Я очень плохо знаком с 3D-изображениями, мне полностью удалось сделать 2d unet в КТ, но 3d unet сложнее. Я не до конца понимаю все концепции, но мне удалось получить 4,7 балла за изучение f1, но он застрял на данный момент. 2D Unet получил лучшие результаты.
- скорость обучения составляет 0,0001
- Оптимизатор Адама
- Модель из (https://github.com/ellisdg/3DUnetCNN/blob/master/unet3d/model/unet.py)
- глубина = 5
- n_base_filters = 32
- размер ванны = (64,64,64)
- изменение размера = (256,256)
- Softmax для мультикласса
- metri c f1_score
- loss loss.cce_dice_loss (metri c и loss from https://github.com/qubvel/segmentation_models) Я не знаю, работает ли это для 3D. Я использовал это, потому что потери от модели создателя не менялись за тысячи шагов.
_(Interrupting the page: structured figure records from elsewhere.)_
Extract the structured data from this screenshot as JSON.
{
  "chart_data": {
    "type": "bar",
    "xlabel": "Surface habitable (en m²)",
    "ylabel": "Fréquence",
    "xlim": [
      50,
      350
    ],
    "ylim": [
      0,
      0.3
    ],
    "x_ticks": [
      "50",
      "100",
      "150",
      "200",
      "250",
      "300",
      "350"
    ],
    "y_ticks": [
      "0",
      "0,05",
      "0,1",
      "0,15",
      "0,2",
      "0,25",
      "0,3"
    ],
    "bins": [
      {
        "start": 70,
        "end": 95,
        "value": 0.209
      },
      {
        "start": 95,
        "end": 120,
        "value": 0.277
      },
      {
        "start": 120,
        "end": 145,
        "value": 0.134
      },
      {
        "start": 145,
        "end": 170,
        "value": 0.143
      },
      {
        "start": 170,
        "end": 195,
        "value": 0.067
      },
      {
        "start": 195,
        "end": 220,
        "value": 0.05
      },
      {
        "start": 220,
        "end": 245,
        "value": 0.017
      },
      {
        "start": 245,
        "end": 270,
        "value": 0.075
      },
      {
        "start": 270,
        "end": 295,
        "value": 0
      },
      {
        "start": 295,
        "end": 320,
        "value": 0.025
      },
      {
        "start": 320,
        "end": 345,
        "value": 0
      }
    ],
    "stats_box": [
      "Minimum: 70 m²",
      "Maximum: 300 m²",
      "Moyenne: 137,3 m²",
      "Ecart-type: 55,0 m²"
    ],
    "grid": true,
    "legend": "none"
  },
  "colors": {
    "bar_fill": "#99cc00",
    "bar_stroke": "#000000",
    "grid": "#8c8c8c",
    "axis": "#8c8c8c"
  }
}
- Формы изображения (размер партии, канал, X, Y, Z), (1,1256,256, переменная)
Мое предположение заключается в том, что я повторно сэмплировал результаты КТ-сканирования в (1,1,1), а затем преобразовал изображения КТ в единицы Хаунсфилда, используя это руководство https://www.kaggle.com/gzuidhof/full-preprocessing-tutorial.
Теперь то, что я не получаю, это то, что является входом в сеть, что я сделал, я изменил размер изображения до (256,256), затем я выбрал партии (64,64,64), эта плитка переместить x, y, z. Поскольку z - переменная, пользовательский генератор обычно обрезает конец CT, что не проблема, потому что мой интерес - к первой и средней части CT (я мог бы использовать заполнение, чтобы исправить это). Это проблема от моего изменения размера или повторной выборки. Кроме того, это может быть потеря. Может ли кто-нибудь помочь спасибо.